A quarante ans, Sandra n’a jamais ressenti le besoin d’enfant. Un non-souhait, ou plutôt le désir de ne pas devenir mère, elle qui a vu sa sienne mourir de chagrin lorsque Abel, le frère de Sandra, est mort accidentellement alors qu’il était enfant. Alors, elle mène sa vie de célibataire comme elle l’entend, entre coups d’un soir et flirts réguliers.
« Mais la terreur qui m’avait étreinte à la perception de la folie maternelle ne me quitta plus.

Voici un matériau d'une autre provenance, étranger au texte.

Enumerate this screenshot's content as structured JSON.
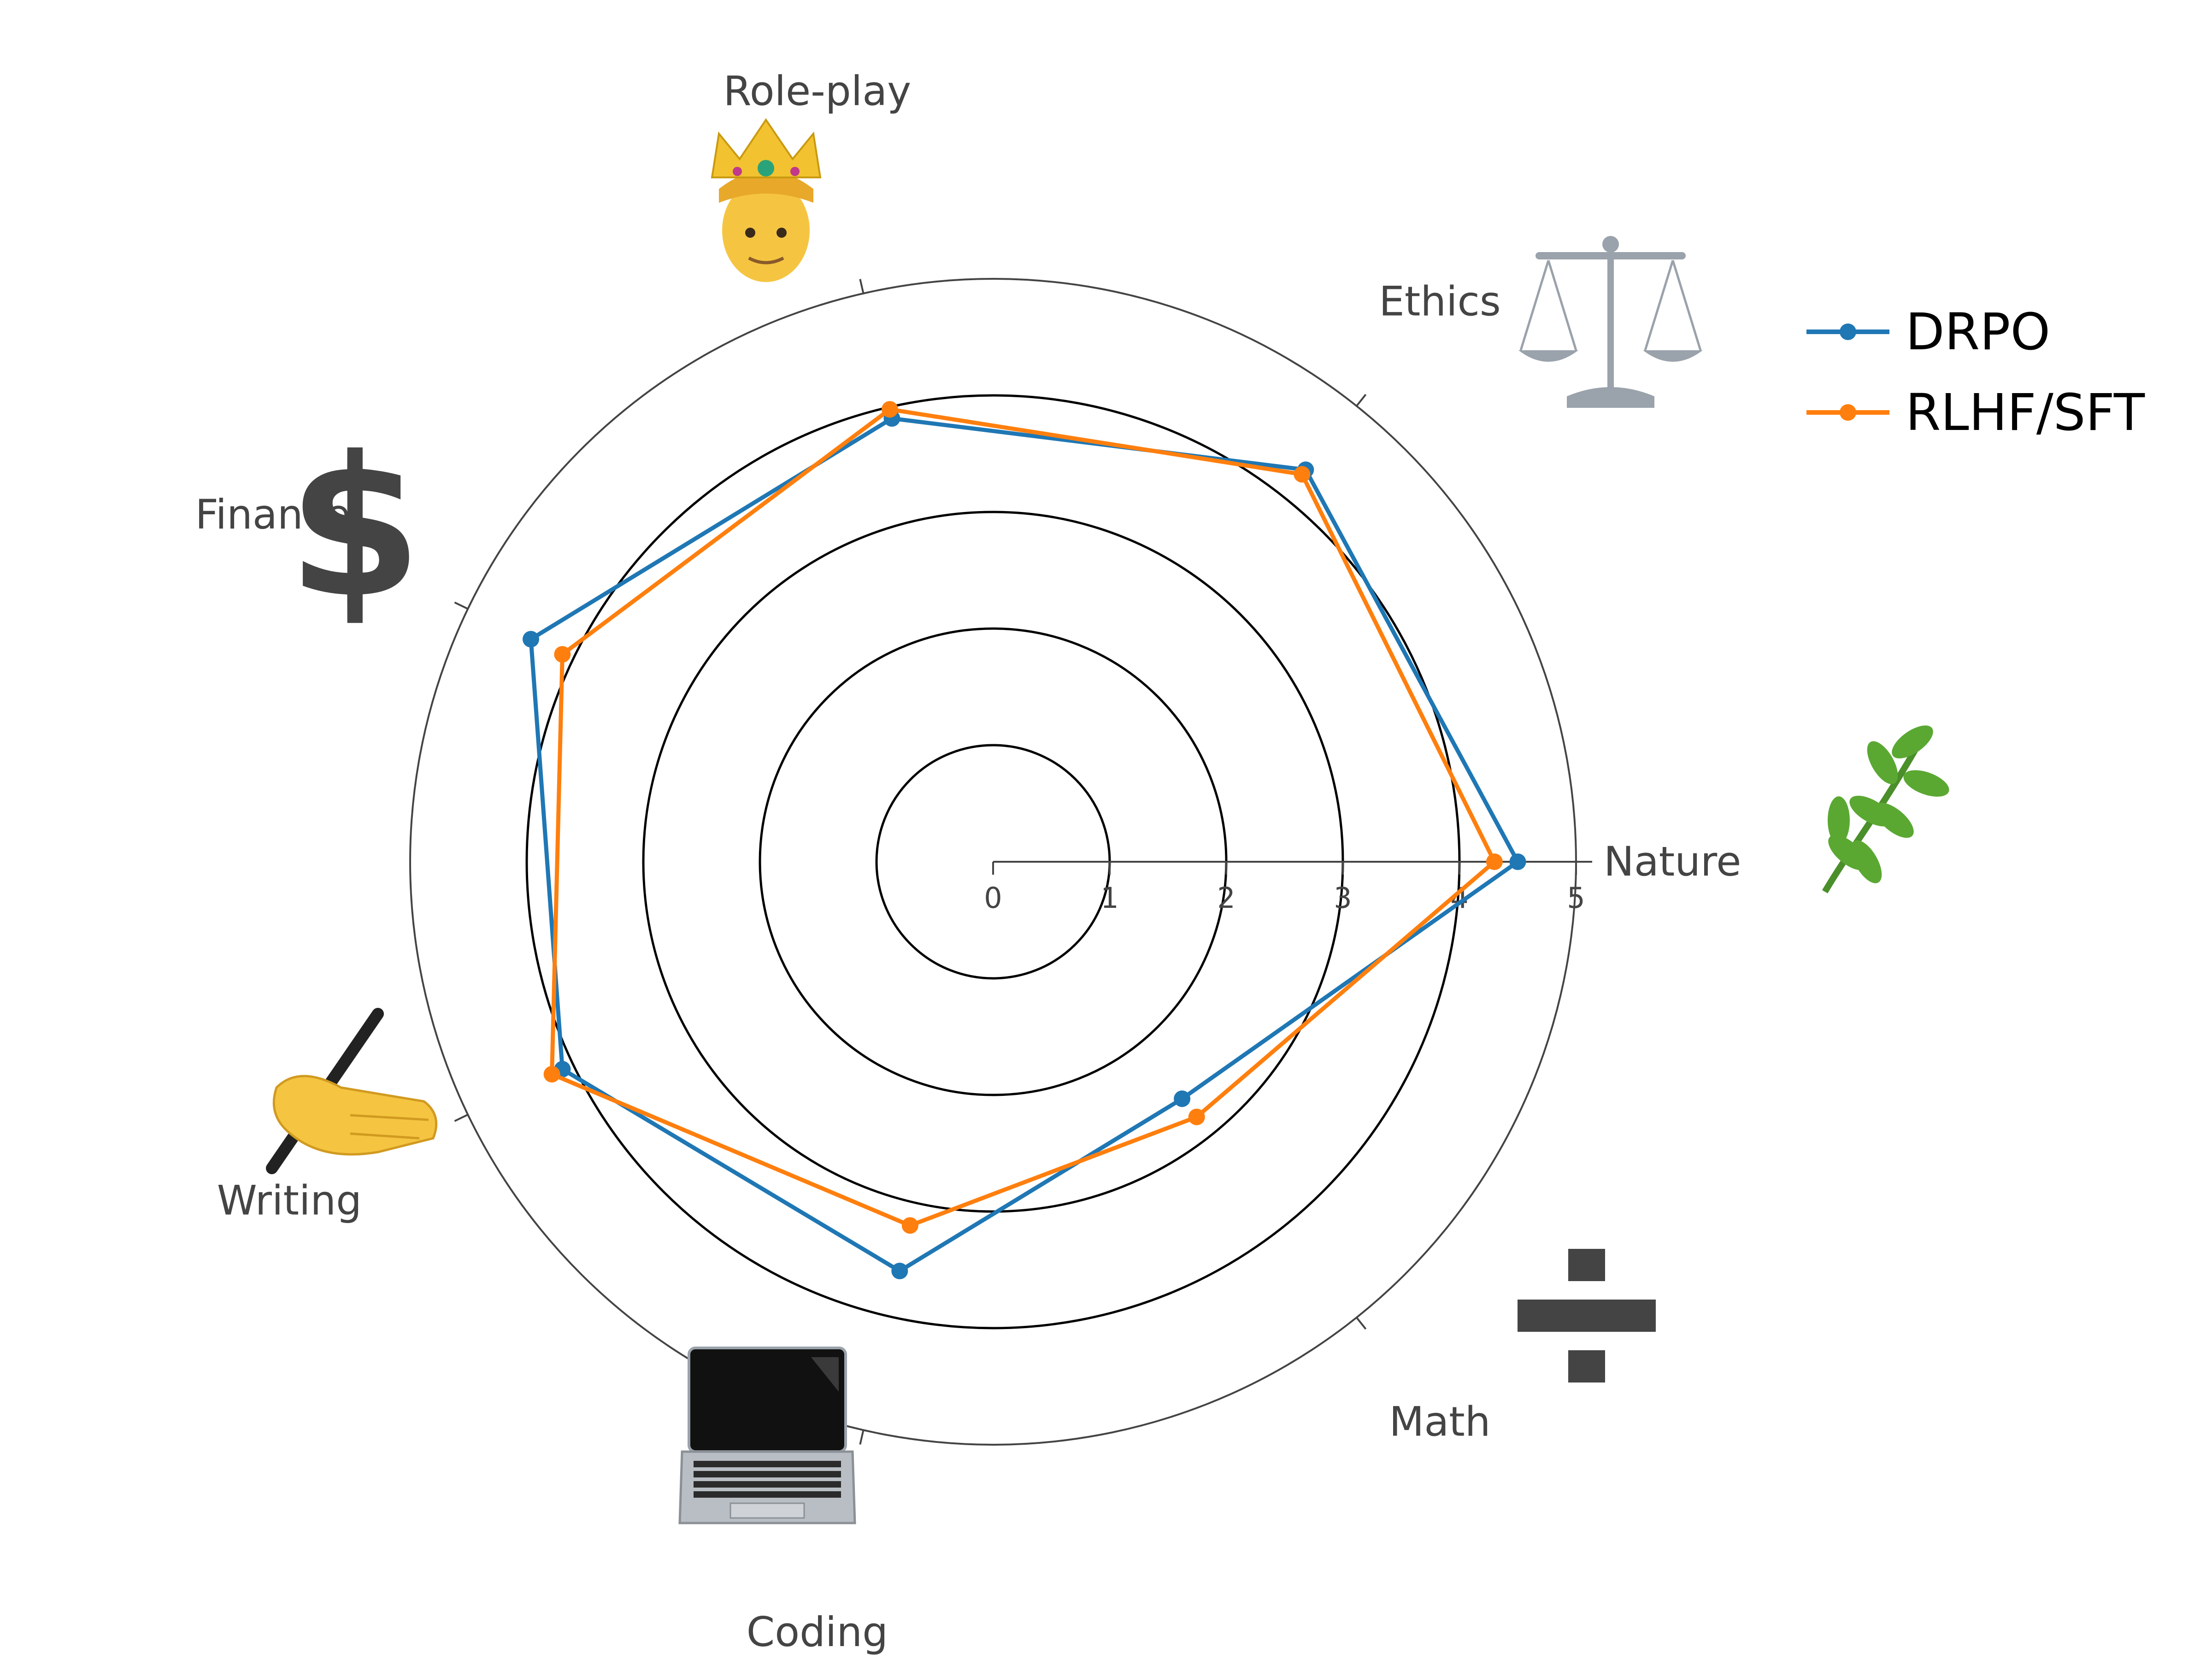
{
  "chart_data": {
    "type": "radar",
    "categories": [
      "Nature",
      "Ethics",
      "Role-play",
      "Finance",
      "Writing",
      "Coding",
      "Math"
    ],
    "category_icons": [
      "leaf-icon",
      "scales-icon",
      "crown-person-icon",
      "dollar-icon",
      "writing-hand-icon",
      "laptop-icon",
      "divide-icon"
    ],
    "radial_ticks": [
      "0",
      "1",
      "2",
      "3",
      "4",
      "5"
    ],
    "rmax": 5,
    "grid": true,
    "legend_position": "top-right",
    "series": [
      {
        "name": "DRPO",
        "color": "#1f77b4",
        "values": [
          4.5,
          4.3,
          3.9,
          4.4,
          4.1,
          3.6,
          2.6
        ]
      },
      {
        "name": "RLHF/SFT",
        "color": "#ff7f0e",
        "values": [
          4.3,
          4.25,
          3.98,
          4.1,
          4.2,
          3.2,
          2.8
        ]
      }
    ]
  }
}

Alors quelle mère pourrais-je être ? » (p.214)
Romain, son meilleur ami, désespère quant à lui d’avoir l’enfant dont il rêve avec son compagnon Marc. Les démarches de GPA avec une mère porteuse aux USA tombent à l’eau l’une après l’autre. Alors, le ventre de sa meilleure amie semble être la solution ultime, mais la solution idéale.
Sandra espérait que jamais il ne lui demanderait un tel « service », elle qui refuse l’idée-même d’être mère. Mais, confrontée à ce qui apparaît comme la dernière chance, Sandra cède : elle aura un enfant, mais ne sera pas mère pour autant.

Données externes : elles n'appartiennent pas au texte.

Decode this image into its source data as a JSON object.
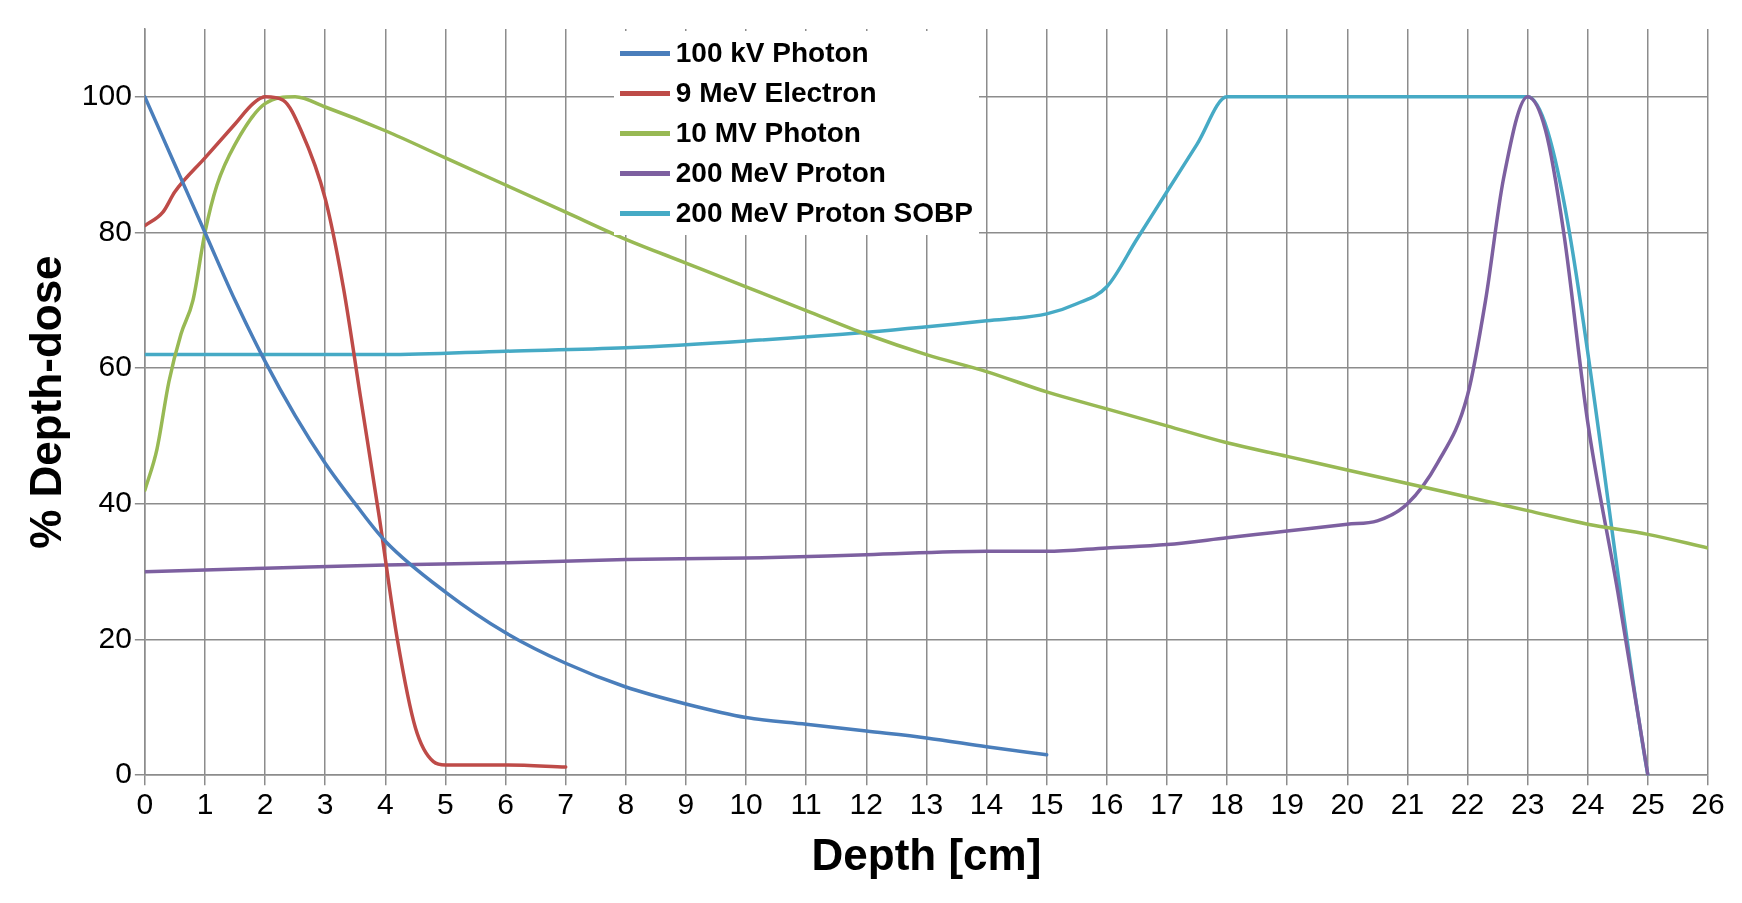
{
  "chart_data": {
    "type": "line",
    "xlabel": "Depth [cm]",
    "ylabel": "% Depth-dose",
    "xlim": [
      0,
      26
    ],
    "xticks": [
      0,
      1,
      2,
      3,
      4,
      5,
      6,
      7,
      8,
      9,
      10,
      11,
      12,
      13,
      14,
      15,
      16,
      17,
      18,
      19,
      20,
      21,
      22,
      23,
      24,
      25,
      26
    ],
    "ylim": [
      0,
      110
    ],
    "yticks": [
      0,
      20,
      40,
      60,
      80,
      100
    ],
    "grid": true,
    "legend": "top",
    "marker": "none",
    "line_style": "solid",
    "series": [
      {
        "name": "100 kV Photon",
        "color": "#4a7ebb",
        "x": [
          0,
          0.5,
          1,
          1.5,
          2,
          2.5,
          3,
          3.5,
          4,
          5,
          6,
          7,
          8,
          9,
          10,
          11,
          12,
          13,
          14,
          15
        ],
        "values": [
          100,
          90,
          80,
          70,
          61,
          53,
          46,
          40,
          34.5,
          27,
          21,
          16.5,
          13,
          10.5,
          8.5,
          7.5,
          6.5,
          5.5,
          4.2,
          3
        ]
      },
      {
        "name": "9 MeV Electron",
        "color": "#be4b48",
        "x": [
          0,
          0.3,
          0.5,
          1,
          1.5,
          1.8,
          2,
          2.3,
          2.6,
          3,
          3.3,
          3.6,
          3.9,
          4.2,
          4.5,
          4.8,
          5,
          6,
          7
        ],
        "values": [
          81,
          83,
          86,
          91,
          96,
          99,
          100,
          99.5,
          95,
          85,
          72,
          55,
          38,
          20,
          7,
          2,
          1.5,
          1.5,
          1.2
        ]
      },
      {
        "name": "10 MV Photon",
        "color": "#98b954",
        "x": [
          0,
          0.2,
          0.4,
          0.6,
          0.8,
          1,
          1.2,
          1.5,
          2,
          2.5,
          3,
          4,
          5,
          6,
          7,
          8,
          9,
          10,
          11,
          12,
          13,
          14,
          15,
          16,
          17,
          18,
          19,
          20,
          21,
          22,
          23,
          24,
          25,
          26
        ],
        "values": [
          42,
          48,
          58,
          65,
          70,
          80,
          87,
          93,
          99,
          100,
          98.5,
          95,
          91,
          87,
          83,
          79,
          75.5,
          72,
          68.5,
          65,
          62,
          59.5,
          56.5,
          54,
          51.5,
          49,
          47,
          45,
          43,
          41,
          39,
          37,
          35.5,
          33.5
        ]
      },
      {
        "name": "200 MeV Proton",
        "color": "#7d60a0",
        "x": [
          0,
          2,
          4,
          6,
          8,
          10,
          12,
          14,
          15,
          16,
          17,
          18,
          19,
          20,
          20.5,
          21,
          21.5,
          22,
          22.3,
          22.6,
          23,
          23.3,
          23.6,
          24,
          24.5,
          25
        ],
        "values": [
          30,
          30.5,
          31,
          31.3,
          31.8,
          32,
          32.5,
          33,
          33,
          33.5,
          34,
          35,
          36,
          37,
          37.5,
          40,
          46,
          56,
          70,
          88,
          100,
          95,
          80,
          52,
          27,
          0
        ]
      },
      {
        "name": "200 MeV Proton SOBP",
        "color": "#46aac5",
        "x": [
          0,
          2,
          4,
          6,
          8,
          10,
          12,
          14,
          15,
          15.5,
          16,
          16.5,
          17,
          17.5,
          18,
          23,
          25
        ],
        "values": [
          62,
          62,
          62,
          62.5,
          63,
          64,
          65.3,
          67,
          68,
          69.5,
          72,
          79,
          86,
          93,
          100,
          100,
          0
        ]
      }
    ]
  }
}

« Qu’est-ce qui fait une mère ? Celle qui donne, celle qui porte, celle qui accouche ? » (p.37)
Le couple met en place un contrat avec Sandra, afin que tout soit réglo. Si au début la jeune femme reste farouchement sur ses réserves, abhorrant même jusqu’à la nausée les courriers de la CAF la nommant future « maman », la vie qui grandit en elle a peu à peu raison de sa position farouche. Ses convictions les plus intimes flanchent, vacillent alors que son corps se transforme peu à peu. Un attachement inattendu pour elle s’instaure peu à peu avec le petit être, et des pensées honteuses l’assaillent progressivement : et si elle gardait ce bébé pour elle ?
« Quelque chose s’est mis en branle, et j’ai beau ne pas en être la dépositaire, seulement un viatique, je n’en suis pas moins partie prenante. Et peut-être un jour me faudra-t-il rendre des comptes. » (p.126)

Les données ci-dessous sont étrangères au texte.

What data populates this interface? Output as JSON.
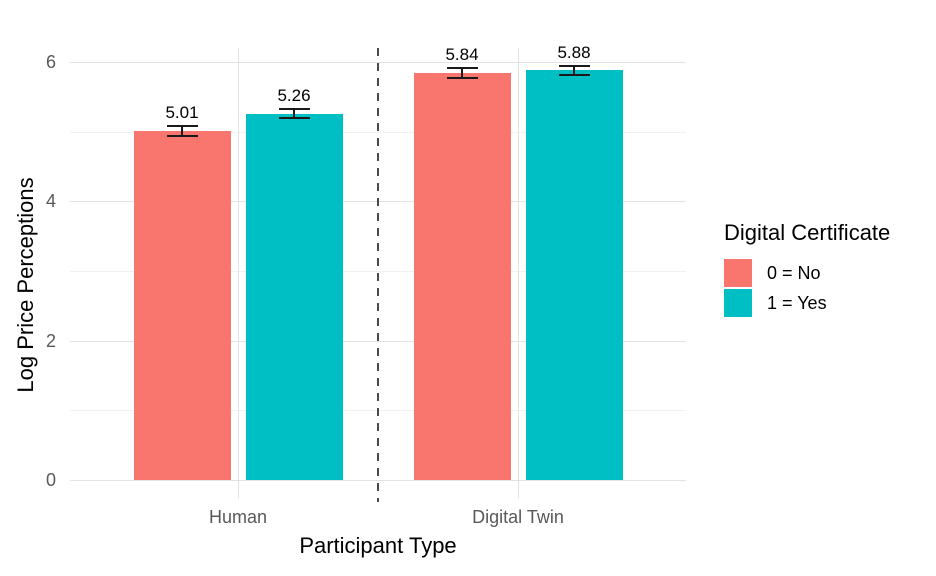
{
  "chart_data": {
    "type": "bar",
    "title": "",
    "xlabel": "Participant Type",
    "ylabel": "Log Price Perceptions",
    "categories": [
      "Human",
      "Digital Twin"
    ],
    "series": [
      {
        "name": "0 = No",
        "color": "#F8766D",
        "values": [
          5.01,
          5.84
        ],
        "errors": [
          0.07,
          0.07
        ],
        "labels": [
          "5.01",
          "5.84"
        ]
      },
      {
        "name": "1 = Yes",
        "color": "#00BFC4",
        "values": [
          5.26,
          5.88
        ],
        "errors": [
          0.06,
          0.06
        ],
        "labels": [
          "5.26",
          "5.88"
        ]
      }
    ],
    "ylim": [
      0,
      6.2
    ],
    "yticks_major": [
      0,
      2,
      4,
      6
    ],
    "yticks_minor": [
      1,
      3,
      5
    ],
    "grid": "horizontal major+minor, vertical at category centers",
    "legend_position": "right",
    "legend_title": "Digital Certificate",
    "separator": {
      "style": "dashed",
      "between": [
        "Human",
        "Digital Twin"
      ],
      "color": "#4A4A4A"
    }
  },
  "colors": {
    "background": "#FFFFFF",
    "grid_major": "#E3E3E3",
    "grid_minor": "#F1F1F1",
    "axis_text": "#595959",
    "axis_title": "#000000",
    "error_bar": "#1A1A1A",
    "value_label": "#000000",
    "separator": "#4A4A4A"
  }
}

Charlotte Pons questionne dans ce récit le désir et le non-désir d’enfant, que ce soit pour un couple homosexuel ou une femme seule. Les problématiques contemporaines de GPA et de mères porteuses sont traitées avec intelligence, sans parti-pris moral. L’éthique, si cruciale dans ces débats, est mise à rude et preuve, bringuebalée, molestée, mais elle se soumet à l’humanité et la sensibilité de ces êtres prêts à tout pour le bonheur d’avoir un enfant. On sera sensible, que l’on soit parents ou non, que l’on soit ouverts ou pas à ces questions de parentalité autres qu’hétérosexuelle, à ce besoin inhérent à tout humain de projeter son amour dans une descendance à créer. Les doutes de Sandra sont le parfait contrepoint moral et intellectuel de ce qui relève parfois d’une course effrénée au bébé.
« Il est question de désir – celle d’un couple – et d’amour – en donner, en recevoir. » (p.199)
La possession nouvelle du corps devient dépossession de principes soudainement devenus obsolètes. Faire naître, et renaître femme. Et le cœur de prendre le relais du corps. Nouveaux accords rendant mutiques les discordances initiales…
Faire corps, Charlotte PONS, éditions FLAMMARION, 2022, 235 pages, 19€.